Directed by Carey Perloff, Testament just opened at A.C.T. (American Conservatory Theater) in San Francisco. This one-woman play by Colm Tóibin, starring Canadian actress Seana McKenna, is set shortly after the crucifixion. The play depicts a grieving mother, beset by her son’s followers who have only temporarily stepped aside, all wanting her to hew to a particular vision of the story. During the course of the 90 minute play, we hear her side of the story. While it’s too early to tell, this work might be the most important thing to come out of the 2014-2015 season.
You can’t touch the Christ story without someone bristling as to sources, so we’ll get that out of the way. Testament uses material drawn from the synoptic gospels, but is also informed by work by Bart Ehrman and Reza Azlan, two scholars popular with academics and lay readers alike.
Ehrman writes about the dozens of gospels that didn’t make it into the New Testament. Azlan, working in a related area, frames the crucifixion both in light of contemporaneous Roman legal and penal practices, and with respect to the Jewish response to the Roman occupation. While Ehrman and Azlan approach the story from different angles, both look to the social world of greater Judea during the Roman occupation. Both emphasize that the choice of books making up the New Testament was driven by the socio-political needs of the early Christian community. Their observations are remarkably uncontroversial, at least with scholars in the field.
This history aside, Seana McKenna’s performance is so powerful that the play operates independently from its Christian story. The more ambiguous name “Woman” loosens the connection to the whole mother-of-god storu, making the play more of a small “c” catholic thing and less of a upper-case “C” one. McKenna gives us a Woman ferociously loyal to what she knows is true. Maintaining the integrity of her story keeps her very imperfect son alive for her. We immediately ache; our vision of our children is part of who we are. This is the story of Michelangelo’s Pieta. The singularity of her vision, constructed as much from moments spent watching her son and his father come home on Shabbat as it is from watching her son become a stranger surrounded by lunatics, is what she carries after his death.
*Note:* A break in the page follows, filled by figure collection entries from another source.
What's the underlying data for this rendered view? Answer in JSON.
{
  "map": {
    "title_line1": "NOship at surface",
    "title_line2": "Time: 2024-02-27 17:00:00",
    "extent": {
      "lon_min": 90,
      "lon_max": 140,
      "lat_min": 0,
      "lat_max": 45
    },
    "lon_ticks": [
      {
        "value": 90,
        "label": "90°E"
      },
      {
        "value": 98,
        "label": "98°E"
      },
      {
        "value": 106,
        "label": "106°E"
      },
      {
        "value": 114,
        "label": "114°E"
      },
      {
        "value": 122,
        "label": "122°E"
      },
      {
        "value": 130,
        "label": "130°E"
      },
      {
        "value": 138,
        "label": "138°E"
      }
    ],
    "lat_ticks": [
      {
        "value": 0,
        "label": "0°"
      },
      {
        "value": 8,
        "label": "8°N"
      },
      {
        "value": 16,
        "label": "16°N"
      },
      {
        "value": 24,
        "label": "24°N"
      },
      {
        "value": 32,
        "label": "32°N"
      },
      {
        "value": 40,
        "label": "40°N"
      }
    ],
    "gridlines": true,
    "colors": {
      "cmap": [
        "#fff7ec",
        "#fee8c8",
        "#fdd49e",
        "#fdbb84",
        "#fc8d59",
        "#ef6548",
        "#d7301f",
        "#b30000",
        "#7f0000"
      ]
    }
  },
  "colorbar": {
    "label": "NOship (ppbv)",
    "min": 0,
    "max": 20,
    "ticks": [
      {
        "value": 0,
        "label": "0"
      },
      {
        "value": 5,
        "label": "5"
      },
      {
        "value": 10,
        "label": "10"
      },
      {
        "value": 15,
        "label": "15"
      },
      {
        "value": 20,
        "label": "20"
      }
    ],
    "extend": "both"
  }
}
McKenna brings a luminosity to this role, with blue eyes flashing all the way up into the cheap seats.
Colm Tóibin’s script is pure poetry. I was unfamiliar Tóibin, but if this work is representative, he has the spare economical prose of Marilynn Robinson. Woman struggles with “the new coins, the new words,” “the chair that belongs to memory.” Each phrase is balanced for heft and weight.
Alex Nichols’ set design with its blacks, whites, greys, and rebar frame has an intentionally cold feel. In addition to framing the action, it forces the audience to look to McKenna for all meaning, and focus on the precision of her phrases.
Nichols also created a lighting design that matches the subtlety of the sound design by Will McCandless. Nothing is overstated; nothing threatens to distract from the moment-to-moment intensity of McKenna’s performance. You’re only vaguely aware of the possibility of shadows playing against the back wall during the wedding in Cana scene, deepening imprecisely as the intensity of this pivotal scene builds, just as you can’t tell exactly when the vaguely musical passages begin or end.
Testament will be at the Geary until November 23rd – ending on the anniversary of Kennedy’s assassination.